Migrationsberatung bangt um finanzielle Förderungen
Wilhelmshaven - "Mit der neuen Bundesregierung endet die Flucht nicht, endet der Wunsch nicht, in einem sicheren Land Heimat zu finden", sagt der erste Stadtrat Armin Schönfelder mit Blick auf den neuen Koalitionsvertrag.
Denn darin sind verschiedene Kürzungen im Bereich der Flüchtlingshilfe vorgesehen. Für die Akteure des Netzwerks Migrationsberatung Wilhelmshaven ein Schlag ins Gesicht. Einrichtungen der Diakonie, der Caritas, des Paritätischen und das Team Flüchtlingsmanagement bilden seit zehn Jahren dieses Netzwerk. Die von der Bundesregierung vermutete sinkende Zahl der Flüchtenden sei in der Realität nicht erkennbar, so Alexander Witton, Geschäftsführer Caritas.
"Wir schlagen die Hände über dem Kopf zusammen. Der Trend zeigt ganz deutlich, dass die Migrationsberatung benötigt wird." Auch Rainer Päsler, Leitung Migrationsberatung, sieht, dass die Berater "völlig am Limit arbeiten. Das Beratungsaufkommen kannnicht kompensiert werden." Neben der Finanzierung zusätzlicher Stellen sei der schon jetzt bestehende Personalmangel eine große Hürde: Nur weil eine Stelle finanziert werden könne bedeute es nicht, sie ließe sich auch besetzen, so Päsler. Das liege unter anderem daran, dass Stellen in der Regel nur Projektbezogen geschaffen werden und es keine dauerhaft gesicherte Förderung der Migrationsberatung durch Bund und Land gebe.

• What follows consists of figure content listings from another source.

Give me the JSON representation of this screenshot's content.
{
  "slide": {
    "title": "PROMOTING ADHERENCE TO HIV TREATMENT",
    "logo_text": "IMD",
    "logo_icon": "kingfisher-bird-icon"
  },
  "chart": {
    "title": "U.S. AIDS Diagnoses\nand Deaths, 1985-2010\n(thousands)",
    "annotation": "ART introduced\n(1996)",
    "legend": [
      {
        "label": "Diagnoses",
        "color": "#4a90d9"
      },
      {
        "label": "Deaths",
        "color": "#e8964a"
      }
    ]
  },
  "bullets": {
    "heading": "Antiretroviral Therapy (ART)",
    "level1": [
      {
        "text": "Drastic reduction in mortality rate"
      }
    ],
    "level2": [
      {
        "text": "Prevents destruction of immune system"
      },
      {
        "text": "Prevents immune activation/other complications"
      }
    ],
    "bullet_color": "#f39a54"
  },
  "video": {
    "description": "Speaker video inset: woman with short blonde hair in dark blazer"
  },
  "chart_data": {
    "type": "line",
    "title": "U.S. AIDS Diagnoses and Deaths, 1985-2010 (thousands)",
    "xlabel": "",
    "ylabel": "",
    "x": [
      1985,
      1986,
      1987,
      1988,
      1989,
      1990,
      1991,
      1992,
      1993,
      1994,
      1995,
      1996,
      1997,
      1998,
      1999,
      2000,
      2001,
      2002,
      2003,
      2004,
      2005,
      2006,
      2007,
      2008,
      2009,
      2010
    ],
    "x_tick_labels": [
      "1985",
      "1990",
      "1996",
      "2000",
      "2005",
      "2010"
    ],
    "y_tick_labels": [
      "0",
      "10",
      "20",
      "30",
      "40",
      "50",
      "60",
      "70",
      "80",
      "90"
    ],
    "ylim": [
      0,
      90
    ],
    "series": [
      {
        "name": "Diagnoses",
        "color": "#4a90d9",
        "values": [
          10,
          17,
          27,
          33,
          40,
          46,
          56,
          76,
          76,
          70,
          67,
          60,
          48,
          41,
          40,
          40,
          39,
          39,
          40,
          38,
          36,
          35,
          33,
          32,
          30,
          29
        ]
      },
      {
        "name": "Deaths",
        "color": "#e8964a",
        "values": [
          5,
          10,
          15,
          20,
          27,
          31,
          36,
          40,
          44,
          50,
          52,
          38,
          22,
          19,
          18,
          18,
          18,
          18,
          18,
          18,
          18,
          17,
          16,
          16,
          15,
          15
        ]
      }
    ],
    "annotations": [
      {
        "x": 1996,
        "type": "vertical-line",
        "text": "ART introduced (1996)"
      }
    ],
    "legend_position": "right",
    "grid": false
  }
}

Diese Projektierung sei ein Fallbeil - auch für das Personal, das jedes Jahr zu Weihnachten auf eine Verlängerung ihres Arbeitsvertrages unter dem Baum hoffen muss.
"Ich wünsche mir, dass wir aus dieser Projektförderung herauskommen. Migrationsberatung muss als dauerhafte Aufgabe gesehen werden", ergänzt Oberbürgermeister Carsten Feist. "Unser städtischer Haushalt ist auch wirklich nicht gut ausgeglichen, doch Hannover, Berlin und Brüssel sollten gut überlegen, wo sie kürzen."
In Wilhelmshaven leben mehr als 11.000 Menschen mit ausländischer Staatsangehörigkeit. Mehr als jeder Vierte davon nimmt die Beratungsangebote wahr. Wenn das Angebot wegfallen würde, habe das Auswirkungen auf alle, erklärt Gabriele Kindt (Caritas).Denn die Vorarbeit, die das Netzwerk leiste (Anträge ausfüllen, Reihenfolgen erklären, Ansprechpartner vermitteln) spare wiederum den Behörden, die den Personalmangel ebenfalls spüren, eine Menge Arbeit und Zeit.
Die Sorge und Wut über die geforderten Kürzungen überschatteten den eigentlichen Grund des Zusammentreffens: das zehnjährige Bestehen des Netzwerks Migrationsberatung. "Das wesentliche Ziel war damals ein kontinuierlicher fachlicher Austausch",erklärt Naira Chatchatrjan, Migrationsberatung. "Zuvor haben alle Akteure in ihrem eigenen Dunstkreis gearbeitet.Keiner wusste, was der andere macht."
Heute tauscht sich das Netzwerk regelmäßig aus, bespricht schwierige Einzelfälle und kann Kunden schneller zur richtigen Stelle verweisen. Mehr als 7000 Beratungen kamen so im vergangenen Jahr zustande.